I graduated cum laude with a master’s degree in Computer Science Engineering for Intelligent Systems at University of Palermo, Italy, presenting a Thesis in Robotics on Design and Implementation of Modules for the Extraction of Biometric Parameters in an Augmented BCI Framework. Previously graduated with the grade of 110/110 with a degree in Computer Science Engineering, presenting a Thesis in Artificial Intelligence / Latent Semantic Analysis on an Intelligent Interrogation System on official documents of the European Parliament.
Besides Artificial Intelligence, Machine Learning and Robotics, I am also interested in Human-Robot Interaction, Cognitive Robotics, Image processing, 3D Computer Graphics, Mechatronics, Cybernetics, Bionics, Neuroprosthetics, Mathematics, Physics, Cryptography, Algorithms, Networks, Autonomous Vehicles. During the course of the academic studies I have learned to program in different programming languages, including C, C++, Java, Python, LISP, Matlab. Past experiences also on Basic, QuickBasic, VisualBasic and specific languages such as SQL, Gams, Prolog, S-Golog, UML, XML, AIML, Assembly.
I am interested in learning about Japan, the Japanese language, culture, lifestyle and job opportunities. I am especially interested in doing academic and industrial research in Japan, mainly on Artificial Intelligence and Robotics.
Resume available at https://goo.gl/fhVEMC
I am interested in growing professionally in the areas of AI related to ML/DL, and Robotics. More in general, I have always been interested in the interaction between humans and machines, whether that would be interacting with a software or a physical robotic agent, IoT or environment sensing, self driving cars, or medical domain, with the desired objective of general AI for a smarter society of the future. I like to do research, learn, experiment and work on innovative concepts and solutions.
The UniPA BCI Framework is an augmented framework based on the P300 paradigm and allows a user to select individual actions to be performed by a robot or, in the more classic configuration, to spell a sequence of symbols. The framework takes advantage of additional developed modules, which perform the acquisition of eye gaze coordinates and biometric signals. The use of such modules allows to achieve a combined response which does not only take in account the response of a traditional BCI system based on the P300 paradigm, but it also considers useful information, such as the user visual focus and her level of engagement with the system, providing a more robust and effective global response.

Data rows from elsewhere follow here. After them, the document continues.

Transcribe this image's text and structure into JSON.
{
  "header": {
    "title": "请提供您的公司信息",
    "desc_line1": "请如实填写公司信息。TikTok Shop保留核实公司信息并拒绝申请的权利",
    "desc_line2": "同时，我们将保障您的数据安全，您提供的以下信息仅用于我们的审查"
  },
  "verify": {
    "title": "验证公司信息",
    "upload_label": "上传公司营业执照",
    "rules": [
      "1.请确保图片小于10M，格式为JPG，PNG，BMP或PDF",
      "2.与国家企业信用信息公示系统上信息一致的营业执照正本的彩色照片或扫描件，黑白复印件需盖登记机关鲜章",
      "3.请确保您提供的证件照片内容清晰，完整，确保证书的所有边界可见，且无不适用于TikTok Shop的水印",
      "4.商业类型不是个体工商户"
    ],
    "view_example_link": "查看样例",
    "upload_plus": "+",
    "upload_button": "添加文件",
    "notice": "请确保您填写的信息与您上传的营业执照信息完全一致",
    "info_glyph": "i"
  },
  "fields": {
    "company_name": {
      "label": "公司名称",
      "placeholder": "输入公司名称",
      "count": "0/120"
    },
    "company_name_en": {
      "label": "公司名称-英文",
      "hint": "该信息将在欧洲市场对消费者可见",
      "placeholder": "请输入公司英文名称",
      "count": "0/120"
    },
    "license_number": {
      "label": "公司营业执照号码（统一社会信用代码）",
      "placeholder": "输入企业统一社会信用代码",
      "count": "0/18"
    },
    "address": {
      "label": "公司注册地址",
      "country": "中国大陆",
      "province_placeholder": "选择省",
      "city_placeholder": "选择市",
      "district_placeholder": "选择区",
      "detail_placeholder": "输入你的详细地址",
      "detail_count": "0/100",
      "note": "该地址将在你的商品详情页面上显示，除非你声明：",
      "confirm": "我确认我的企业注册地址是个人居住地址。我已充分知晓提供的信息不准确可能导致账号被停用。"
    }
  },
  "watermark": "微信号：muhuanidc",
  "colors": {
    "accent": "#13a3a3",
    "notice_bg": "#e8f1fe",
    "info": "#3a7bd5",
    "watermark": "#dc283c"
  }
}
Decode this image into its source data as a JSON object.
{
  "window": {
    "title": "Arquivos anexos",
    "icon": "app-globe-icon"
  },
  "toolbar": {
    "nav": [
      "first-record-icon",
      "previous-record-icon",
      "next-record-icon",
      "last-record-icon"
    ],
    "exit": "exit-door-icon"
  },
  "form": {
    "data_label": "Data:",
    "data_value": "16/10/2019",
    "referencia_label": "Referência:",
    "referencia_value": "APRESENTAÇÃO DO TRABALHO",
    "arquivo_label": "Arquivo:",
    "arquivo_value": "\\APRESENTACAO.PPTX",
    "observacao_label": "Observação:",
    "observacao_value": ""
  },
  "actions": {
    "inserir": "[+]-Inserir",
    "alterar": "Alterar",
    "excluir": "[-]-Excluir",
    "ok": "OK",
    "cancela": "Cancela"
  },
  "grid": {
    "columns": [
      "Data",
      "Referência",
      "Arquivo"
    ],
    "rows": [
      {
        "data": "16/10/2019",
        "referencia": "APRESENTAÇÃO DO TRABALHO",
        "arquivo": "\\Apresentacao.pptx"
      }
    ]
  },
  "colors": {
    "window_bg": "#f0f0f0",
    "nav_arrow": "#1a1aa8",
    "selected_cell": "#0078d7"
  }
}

DicomReader is a simple Java DICOM files reader and it has been developed as part of the Volumetric Bias Correction paperwork. DicomReader handles headers as well as images contained in the Dicom files: Data (headers and pixel-value images) is saved into ascii plain text files; A pgm version of the image files is provided as an option for the user.
LSA-Bot is a new, powerful kind of Chat-bot focused on Latent Semantic Analysis. Using LSA it is possible to relate words to their vectorial representation, permitting to realize an intelligent chat-bot that can understand human language and can answer to natural language questions as well.